Dr. Bazian advocates for a broad civil rights coalition to defend human rights from government misuse of power. Today, the need for united advocacy remains relevant as the threat of “equal opportunity offender” Donald Trump taking the presidency becomes more plausible each day, he said.
At this point, attorney Donald K. Tamaki raises the question that is on the mind of many audience members – although these gross violations are an important reminder of history, could an instance like this happen again? Tamaki said yes.
During World War II, the secret service and the FBI arrested between 110,000 to 120,000 individuals of Japanese descent. 62% were American citizens. They were placed in internment camps along the West coast. At the time, “Japanese Americans were seen as unassimilated and unassimilable, and prone to disloyalty,” said Tamaki.

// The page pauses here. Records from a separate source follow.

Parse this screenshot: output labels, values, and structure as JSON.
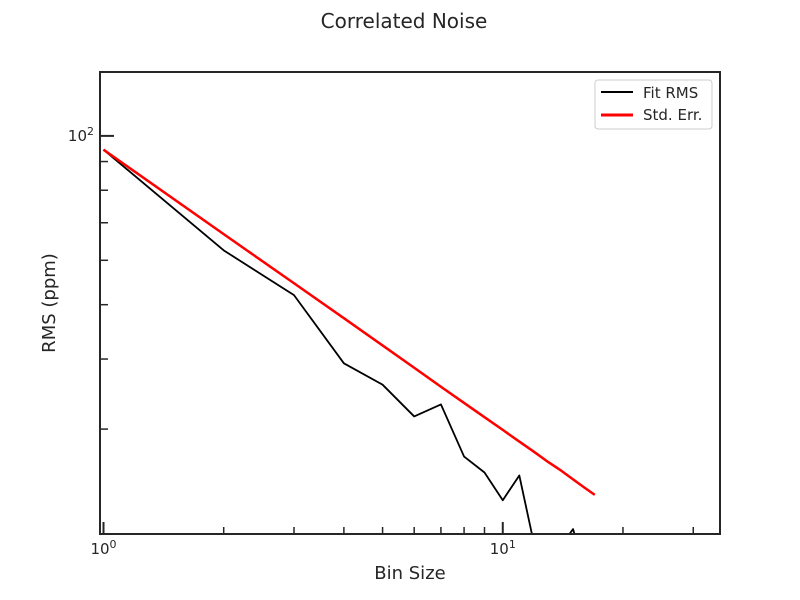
{
  "chart_data": {
    "type": "line",
    "title": "Correlated Noise",
    "xlabel": "Bin Size",
    "ylabel": "RMS (ppm)",
    "xscale": "log",
    "yscale": "log",
    "xlim": [
      0.98,
      35
    ],
    "ylim": [
      19.5,
      130
    ],
    "x_tick_labels": [
      {
        "value": 1,
        "base": "10",
        "exp": "0"
      },
      {
        "value": 10,
        "base": "10",
        "exp": "1"
      }
    ],
    "y_tick_labels": [
      {
        "value": 100,
        "base": "10",
        "exp": "2"
      }
    ],
    "x_minor_ticks": [
      2,
      3,
      4,
      5,
      6,
      7,
      8,
      9,
      20,
      30
    ],
    "y_minor_ticks": [
      30,
      40,
      50,
      60,
      70,
      80,
      90
    ],
    "legend_position": "top-right",
    "grid": false,
    "series": [
      {
        "name": "Fit RMS",
        "color": "#000000",
        "x": [
          1,
          2,
          3,
          4,
          5,
          6,
          7,
          8,
          9,
          10,
          11,
          12,
          13,
          14,
          15,
          16,
          17
        ],
        "y": [
          94.5,
          62.5,
          52.0,
          39.3,
          36.0,
          31.6,
          33.2,
          26.8,
          25.1,
          22.4,
          24.8,
          18.6,
          18.6,
          18.6,
          19.9,
          16.9,
          17.9
        ]
      },
      {
        "name": "Std. Err.",
        "color": "#ff0000",
        "x": [
          1,
          2,
          3,
          4,
          5,
          6,
          7,
          8,
          9,
          10,
          11,
          12,
          13,
          14,
          15,
          16,
          17
        ],
        "y": [
          94.5,
          66.8,
          54.6,
          47.3,
          42.3,
          38.6,
          35.7,
          33.4,
          31.5,
          29.9,
          28.5,
          27.3,
          26.2,
          25.3,
          24.4,
          23.6,
          22.9
        ]
      }
    ]
  }
}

Tamaki tells the audience about the case of Fred Korematsu, a Japanese American citizen who was convicted for evading internment during the mass government arrests. This led to the landmark U.S. Supreme Court case, Korematsu v. United States, where the Court ruled 6-3 that the detainment of Japanese Americans without trial was constitutional because it was not motivated by racial discrimination, but “military necessity.”
In 1983, the case was overturned when Judge Marilyn Hall Patel, the United States District Court for the Northern District of California, ruled that the government had knowingly submitted false information that profoundly affected the outcome of the case, a practice that remains common today. In 2011, the Department of Justice filed an official notice conceding that the Solicitor General’s defense contained errors; however, the Korematsu decision has still not been explicitly overturned. Tamaki explains that this historical precedent should stand as caution for us today.
The event closed with two calls to action.
Joyce Xi, daughter of Professor Xi, explains how the community can help seek justice for the wrongful prosecution of her father. She is currently working with advocates and members of Congress to seek a formal apology and demand accountability from President Barack Obama and the Justice Department. Visit scientistsnotspies.org to learn how you can take action.
Asian Law Caucus lawyer Elicia Vafaie encourages everyone to know their rights in case someone from the FBI or the police wishes to discuss your academic work or connections to China. She highlighted the importance of exercising the right to remain silent, only speaking when you are sure you are telling the truth. Oftentimes, minor inaccuracies or an inability to recall the answers to questions can and will be interpreted as guilt. The ALC offers free and confidential consultations.